Imprisoned in California, the Canadian rapper Tory Lanez was ordered to testify in a $10 million defamation case related to Megan Thee Stallion. But what happened was all about shenanigans, not answers.

Sitting in a prison facility and Zoomed into a deposition he'd long fought against, Lanez (birth name Daystar Peterson) opened up with his fists, not of legal defense but sarcasm, side-eyes, and surreal detours into wordplay and paranoia. The suit, brought by Megan Thee Stallion, alleges a YouTube host, Milagro Gramz (real name Milagro Cooper), has been conducting a smear campaign that claims Megan lied under oath, has an alcoholism addiction, and is mentally unwell with Lanez.

When asked straightforwardly if he understood that he was under oath, Lanez hesitated and said flatly, "No, I don't understand that." It was a tone-setting moment, and then things got even weirder.

The rapper had subsumed a simple question about whether he had prepared with his lawyer for the deposition instead of unleashing an unprovoked insult onto the attorney conducting the questioning, Mari Henderson.
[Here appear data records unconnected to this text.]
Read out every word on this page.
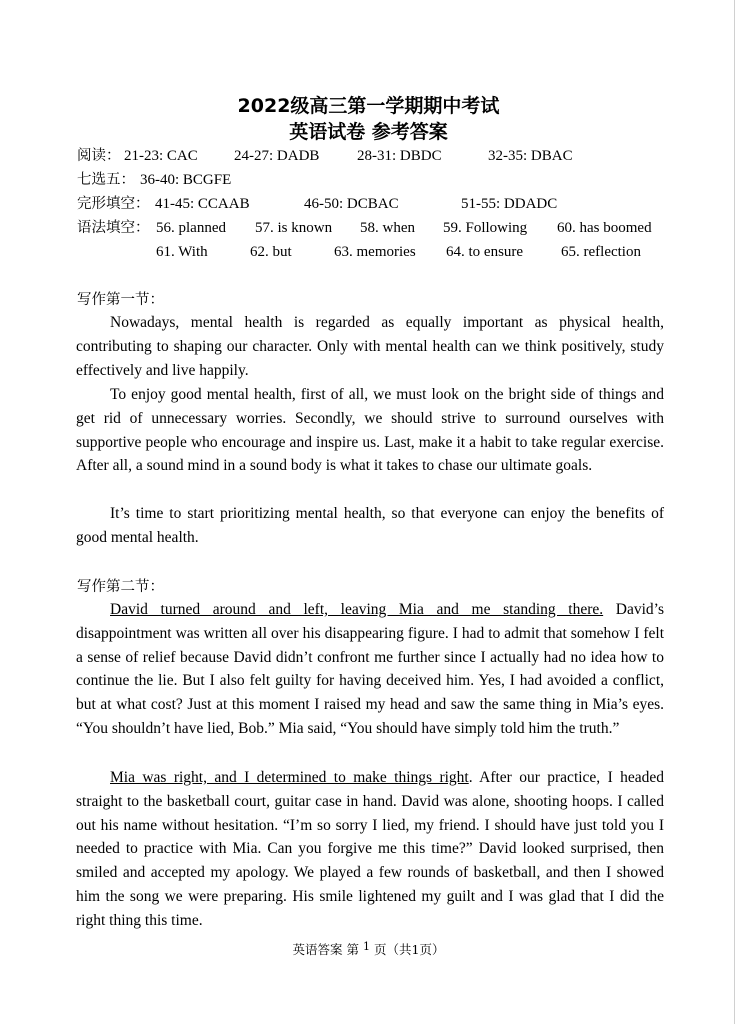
2022级高三第一学期期中考试
英语试卷 参考答案
阅读： 21-23: CAC 24-27: DADB	28-31: DBDC	32-35: DBAC
七选五： 36-40: BCGFE
完形填空： 41-45: CCAAB	46-50: DCBAC	51-55: DDADC
语法填空： 56. planned 57. is known 58. when 59. Following 60. has boomed
61. With	62. but	63. memories 64. to ensure	65. reflection
写作第一节：

Nowadays, mental health is regarded as equally important as physical health, contributing to shaping our character. Only with mental health can we think positively, study effectively and live happily.

To enjoy good mental health, first of all, we must look on the bright side of things and get rid of unnecessary worries. Secondly, we should strive to surround ourselves with supportive people who encourage and inspire us. Last, make it a habit to take regular exercise. After all, a sound mind in a sound body is what it takes to chase our ultimate goals.

It’s time to start prioritizing mental health, so that everyone can enjoy the benefits of good mental health.

写作第二节：

David turned around and left, leaving Mia and me standing there. David’s disappointment was written all over his disappearing figure. I had to admit that somehow I felt a sense of relief because David didn’t confront me further since I actually had no idea how to continue the lie. But I also felt guilty for having deceived him. Yes, I had avoided a conflict, but at what cost? Just at this moment I raised my head and saw the same thing in Mia’s eyes. “You shouldn’t have lied, Bob.” Mia said, “You should have simply told him the truth.”

Mia was right, and I determined to make things right. After our practice, I headed straight to the basketball court, guitar case in hand. David was alone, shooting hoops. I called out his name without hesitation. “I’m so sorry I lied, my friend. I should have just told you I needed to practice with Mia. Can you forgive me this time?” David looked surprised, then smiled and accepted my apology. We played a few rounds of basketball, and then I showed him the song we were preparing. His smile lightened my guilt and I was glad that I did the right thing this time.

英语答案 第 $^1$ 页（共1页）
Then he assailed her very right even to ask, rambling conspiratorially about how he had been wrongfully convicted and railroaded by the very system now demanding his testimony.

"I want this on the record that I don't trust this woman," he declared, eyes fixed on the camera. "These are the same people that have me jailed, wrongfully convicted of a crime I didn't commit."

When Henderson attempted to bring the conversation back to the legal matter at hand, Tory swerved, yet again, into the surreal. When asked if he had met with his attorney to prepare for the deposition, he took offense with the word "meet," insisting on Webster's definition.

"Meat could be a hot dog; meat could be a steak; meat could be red meat…" he riffed, somehow linking all of these to his rambling point about watching p### and how "meat is a whole thing different there."

The legal team's frustration was observable and with good reason. What was supposed to be a fact-finding process became an intellectual filibuster laced with mockery and vagueness. Whether Lanez believed this strategy would strengthen his case or he just bore an unappeasable desire to perform, this deposition was like nothing you've seen before.

If a courtroom could hand out Emmys, Tory Lanez would've earned himself a nomination, but not the kind his legal team pursued.